Entre teses e antíteses tão extremas, é evidente que existem diversas sínteses possíveis, com vários matizes, texturas e temperos. Estas sínteses, contudo, só são alcançáveis com o crescimento do debate político no âmbito da magistratura – caminho fundamental para que o Judiciário possa permanentemente reposicionar-se no interior de cenários complexos e em mudança constante. Falar de “debate político” evidentemente não se confunde com alinhamentos partidários, já que o máximo de imparcialidade é fundamental para o bom exercício da função jurisdicional.

Com estas premissas, a pesquisa feita pelo site Consultor Jurídico, por ocasião do 18º Encontro Nacional dos Juízes Federais, revela uma perspectiva muito promissora no que tange ao nível de reflexão política dos magistrados sobre a sua própria atividade e sobre o relacionamento do Judiciário com outras instâncias de poder.

Este amadurecimento ficou igualmente evidenciado nas discussões havidas na Assembléia Geral da AJUFE, ocorrida no último dia do mencionado Encontro. Veja-se, por exemplo, que os presentes rejeitaram a proposta de a AJUFE passar a defender a exclusão dos membros “externos” do Conselho Nacional de Justiça, isto é, a futura existência de um órgão de administração judiciária – com composição plural e democrática – definitivamente não é mais vista como o início do “apocalipse”!!

Sobre a pesquisa, algumas conclusões são especialmente importantes:

1) Os juízes federais não vêem a imprensa como um “inimigo a ser vencido”. Entendem inclusive que a crítica faz parte do jogo democrático, já que nenhuma instituição humana está isenta de problemas.

2) A magistratura federal é aberta a mudanças, usa as novas tecnologias como ferramenta diária de trabalho e não tem resistências a inovações processuais. Por exemplo, apóia a idéia dos Juizados Especiais Federais, ainda que tenha majoritariamente uma postura cautelosa – justificada pelas dificuldades decorrentes do “peso da tradição”.

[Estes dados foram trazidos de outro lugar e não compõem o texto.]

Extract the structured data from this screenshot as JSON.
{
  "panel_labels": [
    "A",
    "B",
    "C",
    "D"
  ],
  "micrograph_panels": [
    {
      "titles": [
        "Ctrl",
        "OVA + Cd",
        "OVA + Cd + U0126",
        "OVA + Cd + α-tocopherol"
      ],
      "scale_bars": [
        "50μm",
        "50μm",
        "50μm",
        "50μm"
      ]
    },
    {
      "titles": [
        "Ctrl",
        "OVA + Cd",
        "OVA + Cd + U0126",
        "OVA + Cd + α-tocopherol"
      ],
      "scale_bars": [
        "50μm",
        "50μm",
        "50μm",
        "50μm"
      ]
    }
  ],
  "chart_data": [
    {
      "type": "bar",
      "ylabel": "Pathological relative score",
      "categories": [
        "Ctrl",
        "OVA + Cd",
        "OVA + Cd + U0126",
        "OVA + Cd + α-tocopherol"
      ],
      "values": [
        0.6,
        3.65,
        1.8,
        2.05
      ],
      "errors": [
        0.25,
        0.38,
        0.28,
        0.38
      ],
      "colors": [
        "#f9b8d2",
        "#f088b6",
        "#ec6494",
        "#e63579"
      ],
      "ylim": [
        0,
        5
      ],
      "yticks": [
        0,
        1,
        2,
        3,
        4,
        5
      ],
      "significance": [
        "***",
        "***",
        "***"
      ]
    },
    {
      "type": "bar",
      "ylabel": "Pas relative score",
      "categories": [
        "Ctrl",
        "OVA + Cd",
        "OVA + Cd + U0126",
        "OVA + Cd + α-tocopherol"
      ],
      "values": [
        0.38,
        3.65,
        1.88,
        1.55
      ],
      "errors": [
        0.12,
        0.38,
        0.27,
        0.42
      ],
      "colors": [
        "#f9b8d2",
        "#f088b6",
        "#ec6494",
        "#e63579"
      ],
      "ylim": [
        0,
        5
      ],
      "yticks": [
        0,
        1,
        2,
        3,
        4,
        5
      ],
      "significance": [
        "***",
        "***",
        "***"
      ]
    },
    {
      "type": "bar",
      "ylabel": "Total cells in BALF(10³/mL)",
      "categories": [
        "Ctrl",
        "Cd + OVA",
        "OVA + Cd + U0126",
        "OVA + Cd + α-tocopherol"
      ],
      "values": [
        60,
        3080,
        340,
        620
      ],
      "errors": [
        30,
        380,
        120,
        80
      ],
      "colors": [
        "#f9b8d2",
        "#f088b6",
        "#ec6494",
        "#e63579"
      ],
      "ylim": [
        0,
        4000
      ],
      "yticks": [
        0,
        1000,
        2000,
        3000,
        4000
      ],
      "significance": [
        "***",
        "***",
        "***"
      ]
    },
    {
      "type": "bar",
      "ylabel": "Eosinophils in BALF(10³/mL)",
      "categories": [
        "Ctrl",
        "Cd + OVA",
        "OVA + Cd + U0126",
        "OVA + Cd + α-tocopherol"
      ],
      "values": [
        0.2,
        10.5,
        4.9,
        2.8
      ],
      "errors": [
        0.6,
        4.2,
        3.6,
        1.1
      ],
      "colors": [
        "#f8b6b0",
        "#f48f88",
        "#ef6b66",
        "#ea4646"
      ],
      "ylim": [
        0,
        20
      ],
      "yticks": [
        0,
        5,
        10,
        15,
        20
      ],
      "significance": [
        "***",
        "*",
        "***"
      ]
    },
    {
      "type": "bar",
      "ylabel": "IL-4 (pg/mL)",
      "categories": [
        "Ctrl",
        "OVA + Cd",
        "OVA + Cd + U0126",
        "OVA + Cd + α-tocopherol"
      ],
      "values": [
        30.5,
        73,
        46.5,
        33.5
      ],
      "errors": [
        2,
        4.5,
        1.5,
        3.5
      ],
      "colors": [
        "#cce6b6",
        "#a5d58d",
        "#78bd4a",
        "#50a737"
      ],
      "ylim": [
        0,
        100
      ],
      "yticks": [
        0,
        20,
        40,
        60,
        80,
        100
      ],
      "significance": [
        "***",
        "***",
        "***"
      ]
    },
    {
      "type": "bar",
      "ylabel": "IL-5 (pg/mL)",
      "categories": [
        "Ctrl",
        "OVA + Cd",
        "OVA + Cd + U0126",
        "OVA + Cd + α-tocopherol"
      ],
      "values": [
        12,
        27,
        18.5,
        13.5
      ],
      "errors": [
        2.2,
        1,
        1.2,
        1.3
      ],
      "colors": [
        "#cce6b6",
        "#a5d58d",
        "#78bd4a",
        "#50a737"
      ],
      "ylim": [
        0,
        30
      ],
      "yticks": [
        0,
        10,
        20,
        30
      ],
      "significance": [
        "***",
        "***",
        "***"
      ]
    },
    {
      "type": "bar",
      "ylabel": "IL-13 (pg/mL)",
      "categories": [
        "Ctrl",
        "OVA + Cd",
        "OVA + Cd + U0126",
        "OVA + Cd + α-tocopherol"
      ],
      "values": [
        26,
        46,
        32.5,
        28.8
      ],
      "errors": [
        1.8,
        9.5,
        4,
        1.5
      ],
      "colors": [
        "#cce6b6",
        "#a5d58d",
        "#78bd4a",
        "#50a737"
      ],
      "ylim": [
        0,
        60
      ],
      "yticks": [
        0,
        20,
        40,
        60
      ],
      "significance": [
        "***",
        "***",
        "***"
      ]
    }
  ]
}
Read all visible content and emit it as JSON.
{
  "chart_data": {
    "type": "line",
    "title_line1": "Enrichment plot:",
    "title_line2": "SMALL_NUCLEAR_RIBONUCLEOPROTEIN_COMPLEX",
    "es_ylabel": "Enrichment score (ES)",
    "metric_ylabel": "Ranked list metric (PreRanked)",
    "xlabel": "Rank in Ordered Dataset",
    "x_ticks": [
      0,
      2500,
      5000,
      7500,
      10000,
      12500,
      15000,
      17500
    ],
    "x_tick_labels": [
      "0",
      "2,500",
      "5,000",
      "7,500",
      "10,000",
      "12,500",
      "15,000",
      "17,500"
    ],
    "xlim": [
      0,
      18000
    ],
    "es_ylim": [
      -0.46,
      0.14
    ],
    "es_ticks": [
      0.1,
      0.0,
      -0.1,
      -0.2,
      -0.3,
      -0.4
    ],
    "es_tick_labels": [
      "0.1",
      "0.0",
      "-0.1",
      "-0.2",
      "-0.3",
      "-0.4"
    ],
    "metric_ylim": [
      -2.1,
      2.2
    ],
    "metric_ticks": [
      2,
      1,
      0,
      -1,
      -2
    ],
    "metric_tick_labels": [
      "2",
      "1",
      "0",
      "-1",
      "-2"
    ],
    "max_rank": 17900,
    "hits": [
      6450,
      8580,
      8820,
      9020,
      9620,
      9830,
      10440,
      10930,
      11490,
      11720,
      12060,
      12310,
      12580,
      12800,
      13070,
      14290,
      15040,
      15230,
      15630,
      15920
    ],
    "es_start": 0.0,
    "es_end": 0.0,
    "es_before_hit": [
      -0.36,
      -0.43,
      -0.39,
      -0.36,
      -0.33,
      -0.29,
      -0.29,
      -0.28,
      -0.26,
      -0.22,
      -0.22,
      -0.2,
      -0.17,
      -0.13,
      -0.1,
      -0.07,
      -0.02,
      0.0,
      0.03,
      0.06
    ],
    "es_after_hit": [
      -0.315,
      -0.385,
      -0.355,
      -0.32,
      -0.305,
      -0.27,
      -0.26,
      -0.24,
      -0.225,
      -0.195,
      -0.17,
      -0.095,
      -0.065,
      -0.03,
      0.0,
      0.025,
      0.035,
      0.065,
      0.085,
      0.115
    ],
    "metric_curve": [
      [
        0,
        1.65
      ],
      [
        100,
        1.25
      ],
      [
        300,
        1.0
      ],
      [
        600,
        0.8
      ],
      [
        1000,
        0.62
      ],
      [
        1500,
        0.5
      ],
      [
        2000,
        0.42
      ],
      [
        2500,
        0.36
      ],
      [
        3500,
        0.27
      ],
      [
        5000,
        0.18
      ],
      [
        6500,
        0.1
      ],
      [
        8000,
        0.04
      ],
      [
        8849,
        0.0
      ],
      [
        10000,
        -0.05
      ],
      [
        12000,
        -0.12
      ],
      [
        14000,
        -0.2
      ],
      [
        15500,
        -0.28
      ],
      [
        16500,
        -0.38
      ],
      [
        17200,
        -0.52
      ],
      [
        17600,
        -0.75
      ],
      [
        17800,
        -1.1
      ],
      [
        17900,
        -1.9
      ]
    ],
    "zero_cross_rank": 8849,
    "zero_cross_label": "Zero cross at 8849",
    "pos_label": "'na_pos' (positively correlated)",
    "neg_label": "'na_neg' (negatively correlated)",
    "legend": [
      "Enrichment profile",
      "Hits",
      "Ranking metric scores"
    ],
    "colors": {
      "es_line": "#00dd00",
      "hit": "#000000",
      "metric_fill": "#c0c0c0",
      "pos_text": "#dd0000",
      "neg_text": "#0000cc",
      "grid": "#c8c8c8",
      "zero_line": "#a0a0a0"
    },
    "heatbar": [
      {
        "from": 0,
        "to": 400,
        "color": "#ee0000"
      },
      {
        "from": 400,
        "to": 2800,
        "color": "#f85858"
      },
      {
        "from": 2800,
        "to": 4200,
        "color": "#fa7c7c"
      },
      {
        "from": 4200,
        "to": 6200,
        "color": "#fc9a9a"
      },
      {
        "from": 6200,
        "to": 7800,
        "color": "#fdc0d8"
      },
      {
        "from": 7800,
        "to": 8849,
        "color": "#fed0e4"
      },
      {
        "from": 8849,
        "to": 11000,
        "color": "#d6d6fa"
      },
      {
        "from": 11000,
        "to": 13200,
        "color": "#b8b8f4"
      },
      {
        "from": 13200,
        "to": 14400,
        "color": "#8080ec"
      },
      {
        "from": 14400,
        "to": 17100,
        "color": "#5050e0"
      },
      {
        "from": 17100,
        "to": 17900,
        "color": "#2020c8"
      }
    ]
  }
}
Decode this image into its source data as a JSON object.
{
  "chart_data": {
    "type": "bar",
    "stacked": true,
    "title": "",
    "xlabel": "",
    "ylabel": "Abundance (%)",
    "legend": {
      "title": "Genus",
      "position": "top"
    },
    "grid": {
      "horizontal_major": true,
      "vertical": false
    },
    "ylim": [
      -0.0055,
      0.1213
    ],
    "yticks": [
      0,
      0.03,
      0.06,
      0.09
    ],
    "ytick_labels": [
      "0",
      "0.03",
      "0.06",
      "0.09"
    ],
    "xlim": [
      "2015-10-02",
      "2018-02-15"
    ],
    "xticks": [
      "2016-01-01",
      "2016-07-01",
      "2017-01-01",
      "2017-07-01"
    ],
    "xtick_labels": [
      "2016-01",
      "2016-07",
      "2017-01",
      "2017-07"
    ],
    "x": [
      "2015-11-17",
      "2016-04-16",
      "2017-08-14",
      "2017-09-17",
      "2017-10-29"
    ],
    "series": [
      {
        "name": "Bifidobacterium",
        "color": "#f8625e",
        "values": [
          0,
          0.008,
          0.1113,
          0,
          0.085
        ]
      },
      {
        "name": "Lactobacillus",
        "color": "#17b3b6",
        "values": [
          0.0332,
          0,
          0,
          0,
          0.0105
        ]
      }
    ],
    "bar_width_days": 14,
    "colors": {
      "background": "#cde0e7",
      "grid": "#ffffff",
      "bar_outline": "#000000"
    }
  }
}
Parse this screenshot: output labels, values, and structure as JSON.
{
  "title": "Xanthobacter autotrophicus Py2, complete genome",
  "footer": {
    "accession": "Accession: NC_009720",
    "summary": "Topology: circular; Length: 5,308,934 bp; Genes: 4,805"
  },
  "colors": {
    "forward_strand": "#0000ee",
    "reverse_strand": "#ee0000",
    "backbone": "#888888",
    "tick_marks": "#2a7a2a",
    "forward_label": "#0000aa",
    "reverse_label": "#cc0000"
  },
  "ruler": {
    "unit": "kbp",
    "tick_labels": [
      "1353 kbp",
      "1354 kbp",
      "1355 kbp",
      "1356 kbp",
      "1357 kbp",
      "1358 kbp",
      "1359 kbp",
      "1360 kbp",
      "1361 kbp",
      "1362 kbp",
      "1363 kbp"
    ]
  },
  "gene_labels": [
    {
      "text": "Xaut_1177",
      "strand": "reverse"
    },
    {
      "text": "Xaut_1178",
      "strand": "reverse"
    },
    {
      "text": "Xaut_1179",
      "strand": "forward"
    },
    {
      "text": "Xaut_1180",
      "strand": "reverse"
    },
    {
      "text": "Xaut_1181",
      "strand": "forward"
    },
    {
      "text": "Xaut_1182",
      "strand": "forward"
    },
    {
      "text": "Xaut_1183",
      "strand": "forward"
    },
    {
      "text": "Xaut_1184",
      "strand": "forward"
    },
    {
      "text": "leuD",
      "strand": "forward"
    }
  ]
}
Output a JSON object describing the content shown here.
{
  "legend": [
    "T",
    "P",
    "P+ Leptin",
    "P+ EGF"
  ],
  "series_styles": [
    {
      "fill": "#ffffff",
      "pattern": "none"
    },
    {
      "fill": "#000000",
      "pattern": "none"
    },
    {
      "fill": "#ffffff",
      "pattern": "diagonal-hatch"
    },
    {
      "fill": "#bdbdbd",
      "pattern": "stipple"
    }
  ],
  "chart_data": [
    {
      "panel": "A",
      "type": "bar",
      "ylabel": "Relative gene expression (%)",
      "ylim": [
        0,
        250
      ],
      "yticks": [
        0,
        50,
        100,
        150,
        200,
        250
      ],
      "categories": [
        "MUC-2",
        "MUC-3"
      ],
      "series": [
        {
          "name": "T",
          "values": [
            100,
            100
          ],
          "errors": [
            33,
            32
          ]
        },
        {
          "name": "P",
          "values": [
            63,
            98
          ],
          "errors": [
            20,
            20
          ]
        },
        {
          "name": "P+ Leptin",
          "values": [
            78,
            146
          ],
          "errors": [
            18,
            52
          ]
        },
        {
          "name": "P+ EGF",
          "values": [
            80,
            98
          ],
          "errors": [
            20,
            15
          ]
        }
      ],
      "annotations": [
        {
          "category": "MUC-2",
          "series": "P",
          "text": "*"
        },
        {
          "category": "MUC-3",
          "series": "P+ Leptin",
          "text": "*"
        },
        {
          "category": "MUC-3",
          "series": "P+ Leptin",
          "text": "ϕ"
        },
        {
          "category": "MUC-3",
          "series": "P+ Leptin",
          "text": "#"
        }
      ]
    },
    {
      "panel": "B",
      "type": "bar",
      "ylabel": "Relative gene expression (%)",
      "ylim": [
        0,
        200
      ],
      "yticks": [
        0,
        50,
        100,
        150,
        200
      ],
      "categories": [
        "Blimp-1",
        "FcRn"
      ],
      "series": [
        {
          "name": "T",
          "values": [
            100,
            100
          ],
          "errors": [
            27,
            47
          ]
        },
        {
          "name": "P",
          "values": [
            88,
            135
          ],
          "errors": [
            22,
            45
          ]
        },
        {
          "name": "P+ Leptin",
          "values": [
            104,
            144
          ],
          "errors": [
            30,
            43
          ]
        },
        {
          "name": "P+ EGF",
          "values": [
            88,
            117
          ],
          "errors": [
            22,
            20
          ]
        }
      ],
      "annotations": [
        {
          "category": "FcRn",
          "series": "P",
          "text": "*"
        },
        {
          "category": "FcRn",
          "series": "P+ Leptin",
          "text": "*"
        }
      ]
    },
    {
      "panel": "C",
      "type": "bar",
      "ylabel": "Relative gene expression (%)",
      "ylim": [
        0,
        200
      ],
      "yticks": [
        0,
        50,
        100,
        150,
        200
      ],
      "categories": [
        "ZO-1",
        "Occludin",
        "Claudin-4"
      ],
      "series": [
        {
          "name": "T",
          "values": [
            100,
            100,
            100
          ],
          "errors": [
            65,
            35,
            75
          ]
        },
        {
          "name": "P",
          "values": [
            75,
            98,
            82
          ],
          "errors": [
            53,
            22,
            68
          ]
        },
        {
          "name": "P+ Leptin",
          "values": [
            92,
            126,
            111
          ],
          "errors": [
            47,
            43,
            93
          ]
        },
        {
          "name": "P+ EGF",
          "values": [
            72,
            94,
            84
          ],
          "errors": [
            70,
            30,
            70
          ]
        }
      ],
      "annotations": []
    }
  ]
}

3) Há uma clara percepção de que o bloco de forças hegemônicas na última década – representadas pelo Poder Executivo, pelo poder econômico e por organizações internacionais – objetivamente agiu para limitar o papel dos juízes federais. Alguns fatos foram especialmente importantes para a consolidação desta percepção: I) a freqüentemente ácida reação de setores governamentais a propósito de decisões judiciais contrárias a seus pontos de vista (v.g. privatizações, contribuições previdenciárias de inativos, direitos de servidores e trabalhadores, planos econômicos); II) a permanente apresentação de propostas destinadas a suprimir competências de magistrados das instâncias ordinárias (limitação de liminares, restrição ao controle judicial sobre as atividades das Agências Reguladoras, foros por prerrogativas de função para ações civis, forte mitigação do controle difuso de constitucionalidade das leis).

Isto tudo sugere que continua em marcha o processo de delineamento do perfil de uma magistratura mais democrática e moderna, em oposição a paradigmas tradicionais de conduta – assentados no distanciamento social, na ausência de reflexão sobre os problemas nacionais, na aversão à publicidade e a mecanismos de controle sobre a atividade dos juízes.